# Evap Canister---600$$



## psu711 (Jan 3, 2005)

Just took my 02 Max gle into a Nissan Dealership to find out why the check engine light came on, I know I should of went to AZ but a insurance company is involved and had to take it to a dealer..

Anywho, they just called and said the evaporator canister was leaking, and everything around it was rusted out.

He told me 3 part

Evap Canistor 173$
Something I forget 85$
and a bolt or something for 35$

with labor im looking at 550-600$ which im not real happy about.

Check engine light is on, and does not go off, can anyone tell me anything about this problem?? should I get it fixed? should I wait? Get another opinion?

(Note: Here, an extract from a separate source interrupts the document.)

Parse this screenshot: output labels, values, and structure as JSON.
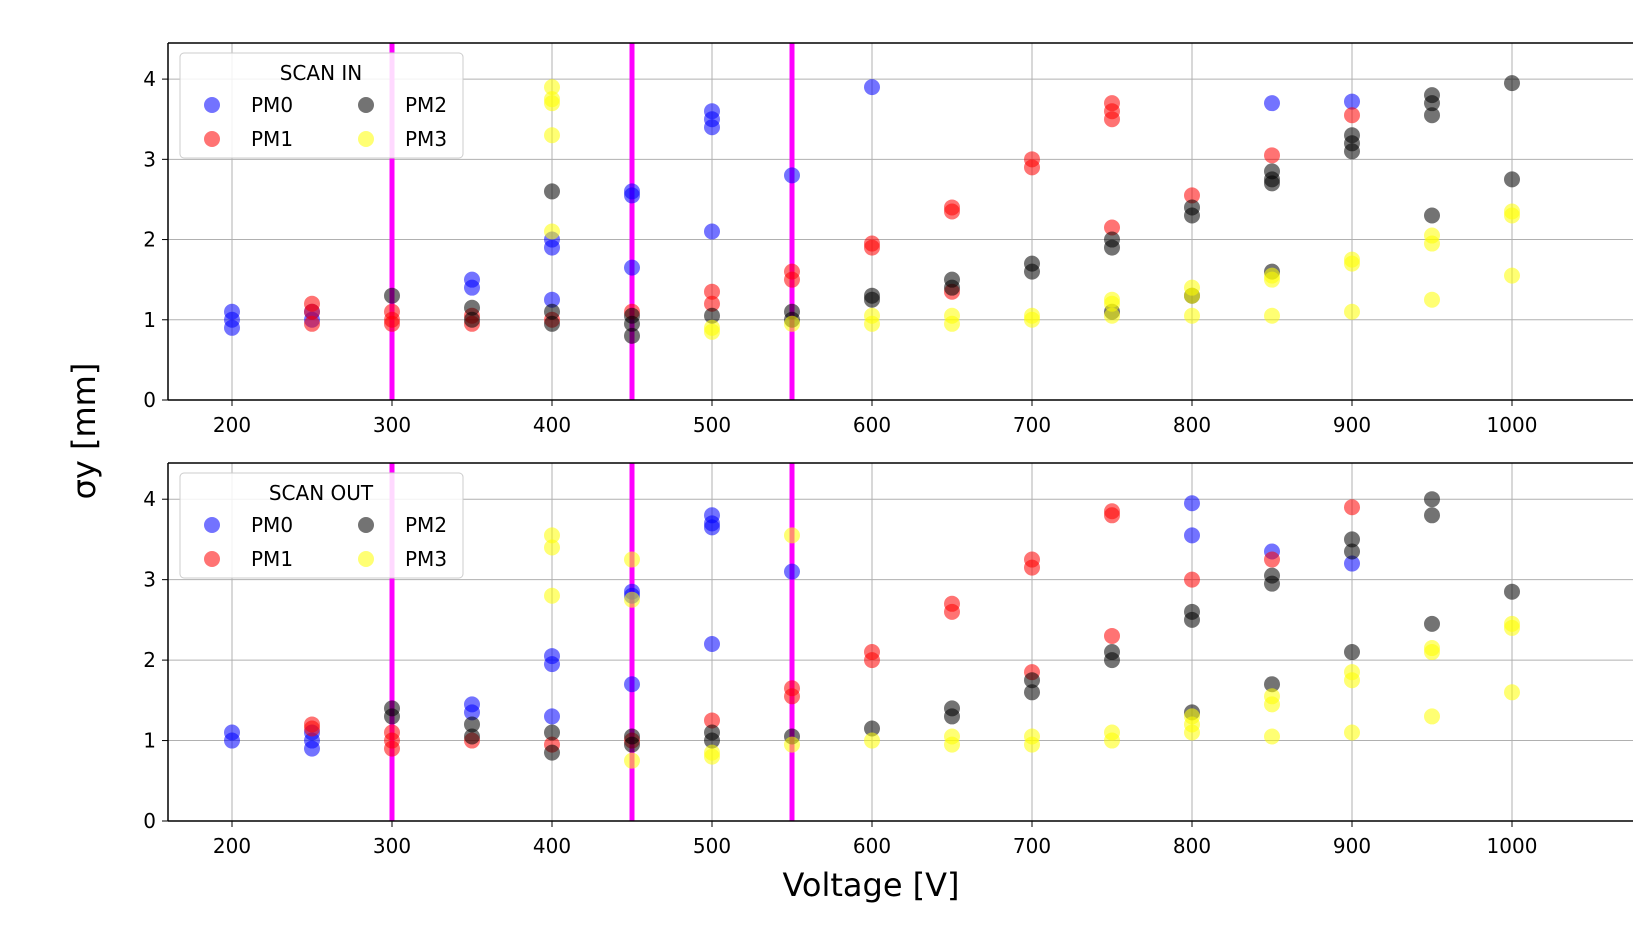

Any help or info is greatly appreciated.

Thanks


Oh Yeah, Insurance isn't paying for it....nice


----------



## NoKTournAL (Feb 11, 2003)

psu711 said:


> Just took my 02 Max gle into a Nissan Dealership to find out why the check engine light came on, I know I should of went to AZ but a insurance company is involved and had to take it to a dealer..
> 
> Anywho, they just called and said the evaporator canister was leaking, and everything around it was rusted out.
> 
> ...


mmm EVAP Small leak ??

Canister and Control valve + hardware. 

Price is about right, labor seems a bit excessive.


----------



## Sterling2000 (Mar 11, 2003)

I love my extended warranty


----------